9.Elizath - David Starkey. I've been meaning to read this book for 6 years now!!! I even went to see the author give a talk in Borders bookstore in York, England, in 2001, on this book, and it was interesting and enjoyable!!! but I am just not in the mood......maybe after I see the movie (which will probably be on DVD at the rate I am getting out to movies this year!)

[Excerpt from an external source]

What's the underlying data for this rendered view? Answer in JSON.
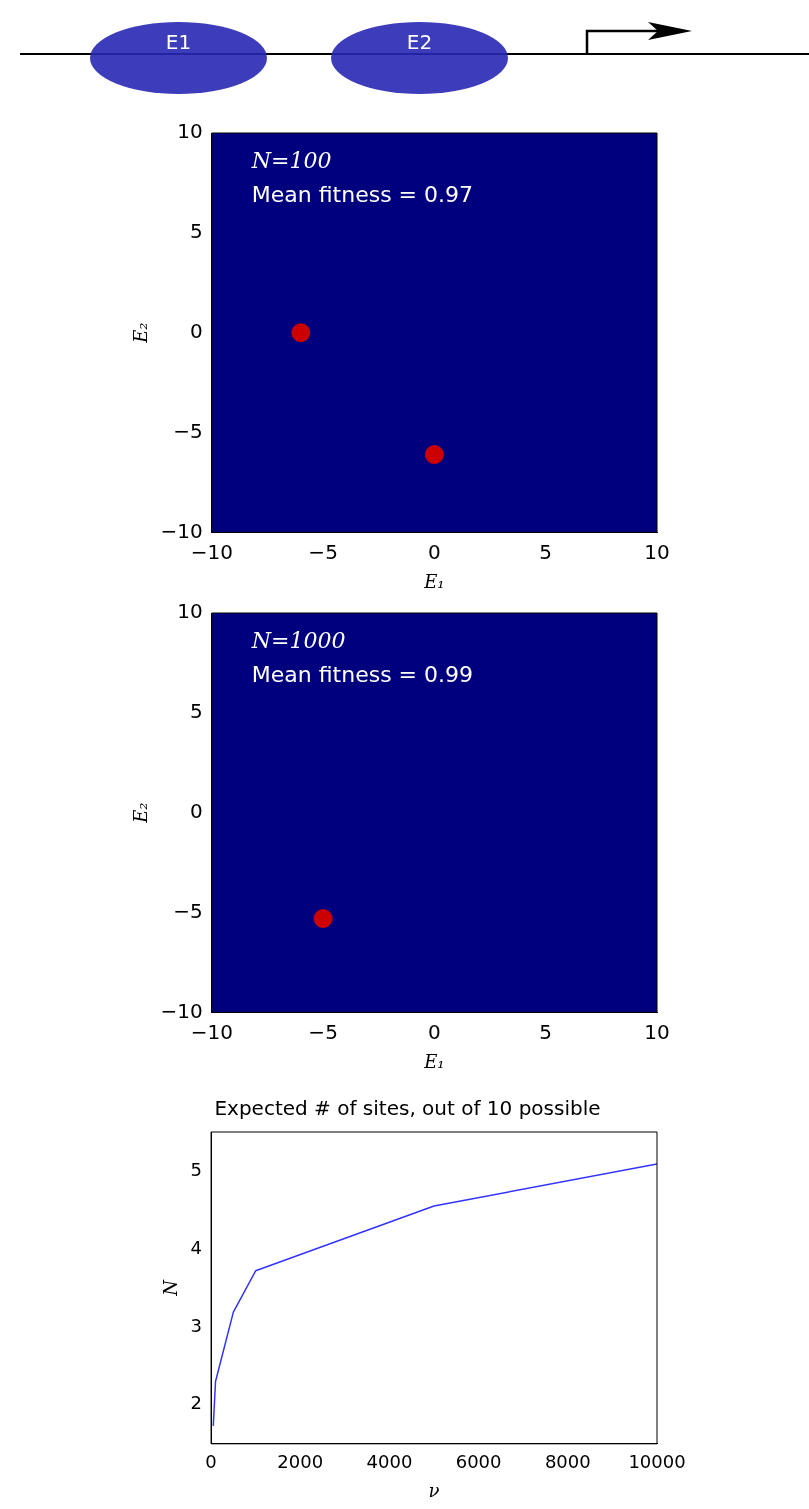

10) A Gentlewoman in Uppper Canada, the Journals of Anne Langton. For innumerable years it has sat on my shelves, and I keep pulling it down, leafing through it, but i've never read it through. Again one that I put on and pulled off of my Canadian Book Challenge. And I am fascinated by Canadian Pioneer history. One of my favourite things to do as a tourist is to imagine what life was like back 'then', however far back in time it is. And Anne travelled to parts of Ontario in the 1860's when my family lived there at that time. So it's more again, picking and choosing books and this one didn't make it, but now that I'm writing about it I feel really guilty so maybe I can squeeze it into the Canadian Book Challenge too!
11). A Small Sound of the Trumpet - Margaret Lebarge. Very popular book on medieval woman and I enjoy medieval history, but this has sat languishing on my shelves for many years now. Maybe I prefer to experience history rather than read about it? Or maybe I have to be in the right mood for history, and young children in the house isn't conducive to quiet reading!
12) Life in a Medieval City - Joseph and Frances Gies. H-m-m, quite a few of my unread books are non-fiction, arent' they? I keep this for history reference too, for my writing. Guess I haven't needed to read it through yet, but I know I have referred to it.
13)The Hero with a Thousand Faces - Joseph Campbell. I did try reading this a few years ago, but got bogged down with it. I still want to read it, hence it has remained on my shelves for years. This book is on my TBR list for next year, so I am intending to finally read the whole thing. It's like the White Goddess by Robert Graves, I can only read a little at a time even though i find it fascinating. I'm not sure why, I'll have to think on it.